While the DFG’s eradication efforts met great resistance in 1997 as officials went about prepping Lake Davis for its rotenone treatment, this time things are quite different in the small town of Portola, seven miles from the lakeshore. Bill Powers, formerly Portola’s mayor and currently the head of the Lake Davis Steering Committee, was vehemently opposed to the pike-eradication plan in 1997. Powers recalls the night before the rotenone treatment. Tensions were high after months of friction between the community and the DFG. While a throng of last-minute demonstrators marched against the government, Powers and three other people quietly slipped away from the crowd, donned wet suits, entered the lake at dawn and swam out to a buoy, to which they chained themselves in protest. The onset of hypothermia eventually forced Powers and his comrades back to shore, where they were arrested, and the lake’s treatment began promptly thereafter.
Ten years later, however, Powers fully supports the DFG’s plan.
“They were belligerent and uncooperative last time,” he said. “We all wanted to know how the chemical would affect our water, and all they said was, ‘You’ll just have to trust us.’ This time they’ve really tried to communicate and work with us, rather than bully past us, and most people now agree that the pike have to go.”
Jerry Dollard of Dollard’s Sierra Market reported that many other town residents who adamantly opposed the pike-elimination plan a decade ago have come to accept the effort.
“We’ve had a lot of meetings with the DFG and there’s been a lot of science and education to quell the fears about the chemicals,” he said. “It’s my opinion that most of us have come to realize that we have a problem that merits whatever inconveniences will come along as we try to correct it. It’s like cancer and chemotherapy: It’s not pleasant, but it has to be done.”
Fran Roudebush, head of the Lake Davis Coalition, a loosely-knit group of several dozen concerned local citizens, does not agree with the supposition that the community is eager for the autumn dousing.
“I don’t think people have changed their minds or their opinions about the treatment plans. They’ve just quieted down because they think it’s futile to resist the inevitable.”
Roudebush conceded that pike are a threat to fisheries statewide, yet she insists that the chemical-treatment plan is not necessary. As an alternative, she said she would like to see the DFG boost its electro-fishing efforts to keep the pike at bay.
But Dollard feels that there is no time to lose in managing the pike through non-chemical means.
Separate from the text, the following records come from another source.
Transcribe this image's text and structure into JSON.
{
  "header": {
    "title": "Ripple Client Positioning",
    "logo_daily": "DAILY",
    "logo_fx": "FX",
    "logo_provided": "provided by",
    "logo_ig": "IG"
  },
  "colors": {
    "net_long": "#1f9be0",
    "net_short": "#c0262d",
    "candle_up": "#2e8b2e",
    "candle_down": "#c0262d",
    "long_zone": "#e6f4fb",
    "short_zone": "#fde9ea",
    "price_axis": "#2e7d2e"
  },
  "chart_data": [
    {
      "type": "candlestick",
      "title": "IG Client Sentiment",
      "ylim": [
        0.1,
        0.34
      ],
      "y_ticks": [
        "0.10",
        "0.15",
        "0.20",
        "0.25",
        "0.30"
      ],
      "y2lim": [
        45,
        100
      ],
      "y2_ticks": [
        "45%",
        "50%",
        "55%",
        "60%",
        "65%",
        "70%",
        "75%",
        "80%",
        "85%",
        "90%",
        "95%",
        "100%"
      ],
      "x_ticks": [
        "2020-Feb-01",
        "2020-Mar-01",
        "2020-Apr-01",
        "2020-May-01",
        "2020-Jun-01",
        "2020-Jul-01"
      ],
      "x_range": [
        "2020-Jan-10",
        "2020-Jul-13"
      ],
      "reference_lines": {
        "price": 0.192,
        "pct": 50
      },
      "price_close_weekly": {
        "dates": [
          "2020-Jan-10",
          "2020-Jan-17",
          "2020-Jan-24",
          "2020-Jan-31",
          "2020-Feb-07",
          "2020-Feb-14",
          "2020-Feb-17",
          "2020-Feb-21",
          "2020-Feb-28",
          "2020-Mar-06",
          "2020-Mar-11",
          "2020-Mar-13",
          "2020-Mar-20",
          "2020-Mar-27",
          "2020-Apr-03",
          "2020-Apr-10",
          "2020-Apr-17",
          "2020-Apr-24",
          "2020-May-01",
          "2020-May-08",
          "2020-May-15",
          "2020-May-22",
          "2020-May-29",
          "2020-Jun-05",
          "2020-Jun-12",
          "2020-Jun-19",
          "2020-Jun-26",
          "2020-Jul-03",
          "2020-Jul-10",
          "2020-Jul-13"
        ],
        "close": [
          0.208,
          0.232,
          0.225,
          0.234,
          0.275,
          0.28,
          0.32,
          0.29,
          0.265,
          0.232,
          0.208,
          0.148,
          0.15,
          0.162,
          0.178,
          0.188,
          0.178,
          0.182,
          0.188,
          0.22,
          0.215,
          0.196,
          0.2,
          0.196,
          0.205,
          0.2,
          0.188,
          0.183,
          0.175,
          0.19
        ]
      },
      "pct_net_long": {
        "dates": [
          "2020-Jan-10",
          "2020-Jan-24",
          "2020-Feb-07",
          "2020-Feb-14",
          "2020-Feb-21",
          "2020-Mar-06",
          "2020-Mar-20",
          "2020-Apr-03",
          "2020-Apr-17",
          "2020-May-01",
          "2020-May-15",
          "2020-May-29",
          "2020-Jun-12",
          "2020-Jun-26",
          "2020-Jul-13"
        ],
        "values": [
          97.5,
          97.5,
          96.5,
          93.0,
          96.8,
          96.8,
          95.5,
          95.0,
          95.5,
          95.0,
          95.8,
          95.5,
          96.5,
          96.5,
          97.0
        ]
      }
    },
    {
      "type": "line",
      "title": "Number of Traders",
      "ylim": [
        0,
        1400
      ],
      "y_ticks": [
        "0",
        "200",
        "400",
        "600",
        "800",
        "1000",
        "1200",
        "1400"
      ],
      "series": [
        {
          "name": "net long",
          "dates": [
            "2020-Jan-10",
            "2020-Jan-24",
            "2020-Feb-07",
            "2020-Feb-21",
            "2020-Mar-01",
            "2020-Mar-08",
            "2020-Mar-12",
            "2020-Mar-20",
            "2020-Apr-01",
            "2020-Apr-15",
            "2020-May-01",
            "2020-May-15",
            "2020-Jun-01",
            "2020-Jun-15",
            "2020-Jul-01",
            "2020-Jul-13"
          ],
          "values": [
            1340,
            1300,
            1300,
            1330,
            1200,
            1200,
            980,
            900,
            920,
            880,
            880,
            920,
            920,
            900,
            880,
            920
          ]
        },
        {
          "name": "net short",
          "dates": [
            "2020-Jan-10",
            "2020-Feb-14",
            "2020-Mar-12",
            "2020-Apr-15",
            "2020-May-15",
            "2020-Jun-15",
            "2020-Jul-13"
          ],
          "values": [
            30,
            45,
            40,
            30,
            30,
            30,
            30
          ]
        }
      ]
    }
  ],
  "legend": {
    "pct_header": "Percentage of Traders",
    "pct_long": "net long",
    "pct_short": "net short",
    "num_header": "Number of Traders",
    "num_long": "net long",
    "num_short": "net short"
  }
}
“We’ve got a lot of those potential pike-Johnny Appleseeds around here, and I shudder to think of what’ll happen if someone moves the pike into the river. The longer you let a problem go, the more expensive it becomes to fix. If we don’t do something soon, then some dummy is going come along and bring the pike elsewhere.”
Such as nearby Lake Almanor, a fishing destination famous for its big trout and landlocked Chinook salmon, which perhaps could suffer deep economic grievances if colonized by pike.
“The people at Almanor are terrified that they’re next,” Morrison said.
While a small contingent of people opposes the pike-eradication movement, no one voices support for the pike and most anticipate the day when Lake Davis is at last a healthy trout lake again.
“It’s a necessary action,” Powers said. “This whole thing is a cloud that hangs over us and won’t go away. Pike lay a tremendous amount of eggs per pound of body weight and they’ve just taken over the fishery. I sure wish whoever put them there in the first place had never dreamed of such a thing.”